2. Goethe, Faust, trans. Walter Kaufmann, p. 249.
3. Immanuel Kant, Religion with the Limits of Reason Alone.
4. Karl Barth, The Word of God and the Word of Man, p. 28.
5. Bovon calls attention to the Greek here and calls the place where the exorcism occurs “this land of ‘difference,'” but he doesn’t elaborate the point; see, Francios Bovon, Luke 1: A Commentary on the Gospel of Luke 1:1–9:50, p. 323. 
6. Augustine, Confessions, trans. Henry Chadwick, p. 122.
7. Bovon, p. 327: “Existence that has become inhuman without God is here vividly characterized.”
8. Witness Lee makes the striking claim that, “In reading the Gospel of Luke, we need to have the view that the jubilee declared in chapter four is the key to interpreting the entire book”; see, Witness Lee, Life-Study of Luke, p. 192.
9. Echoes of the Jubilee can be heard in Jesus’ final command to this man: “return to your house” (v. 39), which sounds a lot like Lev. 25:10, “each of you shall return to his family.” The Lord restores this man’s humanity and returns him to his community with good news to proclaim. The language of the text would have carried further resonances for the worshipping church reading this—the man becomes a disciple (“sitting at the feet of Jesus” in v. 35 foreshadows Mary in 10:39) and an apostle (“sent him” in v. 38, foreshadows the twelve in 9:2).
10. Augustine, Expositions of the Psalms 49.2.
11. Witness Lee, CWWL 1994–1997, p. 345.
12. Karl Barth, Dogmatics in Outline, p. 223.
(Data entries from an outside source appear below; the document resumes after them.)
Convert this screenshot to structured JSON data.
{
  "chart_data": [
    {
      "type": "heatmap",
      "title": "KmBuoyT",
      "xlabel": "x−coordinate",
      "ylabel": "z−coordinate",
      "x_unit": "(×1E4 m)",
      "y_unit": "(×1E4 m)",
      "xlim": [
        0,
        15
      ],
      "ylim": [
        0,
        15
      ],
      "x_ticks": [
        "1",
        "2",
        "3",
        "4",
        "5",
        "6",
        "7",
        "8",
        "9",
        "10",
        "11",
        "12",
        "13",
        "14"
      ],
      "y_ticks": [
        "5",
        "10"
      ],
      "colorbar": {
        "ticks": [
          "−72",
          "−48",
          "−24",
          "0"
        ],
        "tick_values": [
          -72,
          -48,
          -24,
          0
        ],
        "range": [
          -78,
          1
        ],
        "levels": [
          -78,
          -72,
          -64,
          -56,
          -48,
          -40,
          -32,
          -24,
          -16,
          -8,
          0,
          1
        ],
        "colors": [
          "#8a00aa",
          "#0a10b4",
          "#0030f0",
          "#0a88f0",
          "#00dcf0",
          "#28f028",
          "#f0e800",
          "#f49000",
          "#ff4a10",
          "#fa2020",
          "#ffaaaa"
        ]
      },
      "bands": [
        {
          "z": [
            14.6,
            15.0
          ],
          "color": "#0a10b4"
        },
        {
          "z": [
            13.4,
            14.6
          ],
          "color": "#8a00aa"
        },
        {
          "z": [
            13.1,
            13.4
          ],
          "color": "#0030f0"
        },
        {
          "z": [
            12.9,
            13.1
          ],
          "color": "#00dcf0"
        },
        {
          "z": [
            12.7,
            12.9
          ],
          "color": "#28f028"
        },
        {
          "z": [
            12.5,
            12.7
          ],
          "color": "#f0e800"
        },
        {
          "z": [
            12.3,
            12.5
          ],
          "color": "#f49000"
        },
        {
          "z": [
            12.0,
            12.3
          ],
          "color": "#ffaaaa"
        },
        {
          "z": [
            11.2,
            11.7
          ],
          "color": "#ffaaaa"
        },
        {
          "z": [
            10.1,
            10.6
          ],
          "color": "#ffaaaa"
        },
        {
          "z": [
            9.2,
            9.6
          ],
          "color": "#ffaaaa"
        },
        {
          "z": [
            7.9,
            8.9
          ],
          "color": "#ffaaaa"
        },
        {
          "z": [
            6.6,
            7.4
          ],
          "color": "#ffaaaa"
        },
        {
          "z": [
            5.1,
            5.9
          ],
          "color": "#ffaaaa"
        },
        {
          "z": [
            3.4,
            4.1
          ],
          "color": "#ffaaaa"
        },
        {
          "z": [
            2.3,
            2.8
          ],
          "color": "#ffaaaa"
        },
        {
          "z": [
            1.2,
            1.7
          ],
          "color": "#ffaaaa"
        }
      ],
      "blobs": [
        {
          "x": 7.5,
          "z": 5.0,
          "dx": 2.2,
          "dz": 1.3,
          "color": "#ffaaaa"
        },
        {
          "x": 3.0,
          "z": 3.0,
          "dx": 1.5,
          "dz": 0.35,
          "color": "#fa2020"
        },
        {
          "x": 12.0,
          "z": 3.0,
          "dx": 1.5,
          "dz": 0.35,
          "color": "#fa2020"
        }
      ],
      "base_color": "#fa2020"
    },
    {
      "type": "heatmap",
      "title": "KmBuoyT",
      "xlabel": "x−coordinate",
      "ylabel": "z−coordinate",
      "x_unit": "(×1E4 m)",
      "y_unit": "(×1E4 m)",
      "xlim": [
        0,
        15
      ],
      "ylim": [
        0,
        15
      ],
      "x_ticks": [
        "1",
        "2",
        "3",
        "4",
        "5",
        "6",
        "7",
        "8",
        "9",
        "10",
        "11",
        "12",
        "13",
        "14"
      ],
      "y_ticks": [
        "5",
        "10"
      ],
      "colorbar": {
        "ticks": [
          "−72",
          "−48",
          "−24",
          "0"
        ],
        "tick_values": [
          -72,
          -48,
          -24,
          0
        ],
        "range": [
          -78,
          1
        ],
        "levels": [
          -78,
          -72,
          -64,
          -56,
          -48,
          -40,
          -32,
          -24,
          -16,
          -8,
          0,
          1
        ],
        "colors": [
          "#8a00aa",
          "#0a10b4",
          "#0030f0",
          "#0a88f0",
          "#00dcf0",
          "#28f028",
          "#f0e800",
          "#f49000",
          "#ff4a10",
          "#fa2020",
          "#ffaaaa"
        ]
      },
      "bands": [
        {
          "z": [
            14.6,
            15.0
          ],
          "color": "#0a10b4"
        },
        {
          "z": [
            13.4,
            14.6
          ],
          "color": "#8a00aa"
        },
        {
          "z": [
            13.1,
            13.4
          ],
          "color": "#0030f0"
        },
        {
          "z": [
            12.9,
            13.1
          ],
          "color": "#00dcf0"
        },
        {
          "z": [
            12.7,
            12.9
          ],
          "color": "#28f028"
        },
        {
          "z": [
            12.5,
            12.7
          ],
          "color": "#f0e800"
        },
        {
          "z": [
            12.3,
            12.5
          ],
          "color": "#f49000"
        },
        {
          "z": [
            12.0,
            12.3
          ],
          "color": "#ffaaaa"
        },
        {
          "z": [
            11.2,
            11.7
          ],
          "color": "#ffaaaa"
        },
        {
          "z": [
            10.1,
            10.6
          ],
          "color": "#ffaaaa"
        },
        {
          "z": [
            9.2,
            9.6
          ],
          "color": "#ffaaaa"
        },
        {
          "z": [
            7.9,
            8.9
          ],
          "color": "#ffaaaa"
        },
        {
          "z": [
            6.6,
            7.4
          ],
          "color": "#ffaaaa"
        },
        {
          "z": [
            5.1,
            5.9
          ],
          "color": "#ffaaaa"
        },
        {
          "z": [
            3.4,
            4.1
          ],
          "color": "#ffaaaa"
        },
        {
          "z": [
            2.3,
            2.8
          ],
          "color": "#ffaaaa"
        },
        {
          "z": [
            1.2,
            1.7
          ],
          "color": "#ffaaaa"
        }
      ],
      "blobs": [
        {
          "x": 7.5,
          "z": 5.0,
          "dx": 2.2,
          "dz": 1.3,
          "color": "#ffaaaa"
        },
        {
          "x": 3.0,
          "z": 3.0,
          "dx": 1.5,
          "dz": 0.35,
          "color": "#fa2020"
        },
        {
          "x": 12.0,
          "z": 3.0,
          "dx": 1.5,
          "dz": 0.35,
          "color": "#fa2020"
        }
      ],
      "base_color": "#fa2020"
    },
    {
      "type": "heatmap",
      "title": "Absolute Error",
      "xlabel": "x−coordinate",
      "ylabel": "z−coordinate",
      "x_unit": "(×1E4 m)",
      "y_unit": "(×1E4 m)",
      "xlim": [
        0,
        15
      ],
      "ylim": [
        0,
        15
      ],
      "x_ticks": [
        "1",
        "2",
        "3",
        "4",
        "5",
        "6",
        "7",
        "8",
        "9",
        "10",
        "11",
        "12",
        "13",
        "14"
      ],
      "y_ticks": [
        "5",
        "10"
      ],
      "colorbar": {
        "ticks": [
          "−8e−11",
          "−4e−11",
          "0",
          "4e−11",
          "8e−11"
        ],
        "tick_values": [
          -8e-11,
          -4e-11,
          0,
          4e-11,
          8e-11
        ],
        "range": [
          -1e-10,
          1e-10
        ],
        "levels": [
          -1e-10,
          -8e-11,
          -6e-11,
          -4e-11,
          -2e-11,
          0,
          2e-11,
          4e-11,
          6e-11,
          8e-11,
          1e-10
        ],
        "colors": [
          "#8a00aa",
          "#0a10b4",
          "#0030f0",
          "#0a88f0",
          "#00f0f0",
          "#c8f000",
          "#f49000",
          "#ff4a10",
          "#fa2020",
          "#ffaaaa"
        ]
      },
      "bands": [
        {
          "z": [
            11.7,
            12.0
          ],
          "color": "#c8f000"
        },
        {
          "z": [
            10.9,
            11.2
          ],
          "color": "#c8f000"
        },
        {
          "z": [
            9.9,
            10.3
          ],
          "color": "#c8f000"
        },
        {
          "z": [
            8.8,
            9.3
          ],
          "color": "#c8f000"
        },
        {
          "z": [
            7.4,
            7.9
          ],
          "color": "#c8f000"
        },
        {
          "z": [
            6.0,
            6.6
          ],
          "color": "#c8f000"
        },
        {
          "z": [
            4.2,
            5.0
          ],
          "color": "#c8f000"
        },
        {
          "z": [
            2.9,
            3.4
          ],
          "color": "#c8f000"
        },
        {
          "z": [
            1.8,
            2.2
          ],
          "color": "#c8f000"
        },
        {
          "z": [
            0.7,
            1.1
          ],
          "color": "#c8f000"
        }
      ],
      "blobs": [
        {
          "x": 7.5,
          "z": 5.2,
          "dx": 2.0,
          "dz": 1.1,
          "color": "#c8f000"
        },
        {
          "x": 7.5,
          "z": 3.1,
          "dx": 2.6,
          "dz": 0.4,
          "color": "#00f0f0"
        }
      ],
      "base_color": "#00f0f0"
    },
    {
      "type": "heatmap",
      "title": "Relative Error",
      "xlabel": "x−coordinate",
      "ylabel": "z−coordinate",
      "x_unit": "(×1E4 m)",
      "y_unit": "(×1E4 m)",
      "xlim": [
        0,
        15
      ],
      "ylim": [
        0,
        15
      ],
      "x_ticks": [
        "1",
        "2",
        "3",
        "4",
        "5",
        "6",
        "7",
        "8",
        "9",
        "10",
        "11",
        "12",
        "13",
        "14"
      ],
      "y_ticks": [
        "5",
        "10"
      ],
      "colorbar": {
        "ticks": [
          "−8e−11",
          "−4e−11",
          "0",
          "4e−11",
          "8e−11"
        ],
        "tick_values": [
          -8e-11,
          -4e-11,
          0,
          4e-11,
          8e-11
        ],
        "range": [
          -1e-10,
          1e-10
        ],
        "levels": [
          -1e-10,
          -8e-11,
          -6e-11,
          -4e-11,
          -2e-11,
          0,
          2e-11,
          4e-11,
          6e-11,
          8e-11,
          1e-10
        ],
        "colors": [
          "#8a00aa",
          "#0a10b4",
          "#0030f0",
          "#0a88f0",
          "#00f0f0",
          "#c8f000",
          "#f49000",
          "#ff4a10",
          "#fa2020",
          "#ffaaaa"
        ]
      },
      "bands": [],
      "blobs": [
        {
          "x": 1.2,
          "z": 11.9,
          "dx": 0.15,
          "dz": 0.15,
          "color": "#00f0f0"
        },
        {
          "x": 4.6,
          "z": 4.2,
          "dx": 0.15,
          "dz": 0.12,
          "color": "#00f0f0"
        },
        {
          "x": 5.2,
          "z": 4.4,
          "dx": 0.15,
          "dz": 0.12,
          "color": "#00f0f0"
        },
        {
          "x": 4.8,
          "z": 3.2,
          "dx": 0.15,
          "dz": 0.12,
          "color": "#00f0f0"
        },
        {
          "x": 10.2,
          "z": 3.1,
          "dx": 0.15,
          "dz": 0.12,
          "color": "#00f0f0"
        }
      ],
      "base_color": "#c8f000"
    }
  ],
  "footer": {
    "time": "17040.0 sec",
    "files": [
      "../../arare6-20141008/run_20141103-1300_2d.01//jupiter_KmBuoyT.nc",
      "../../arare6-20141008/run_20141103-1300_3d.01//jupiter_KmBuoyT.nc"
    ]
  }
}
One thought on “Liberation in the Land of Opposites

  1. Brother Kyle,

    Very enjoyable.

    So glad you would defend the archaic thought that the world includes demons and spiritual realities. Seems like a master stroke of the enemy to make our world doubt even the possibility of his existence. If there is nothing but the cosmos and no possibility of spiritual, supernatural things, then man has no need of forgiveness and certainly no need of a Savior God.

    May your labor be blessed and reach a great number of your lost and dying generation.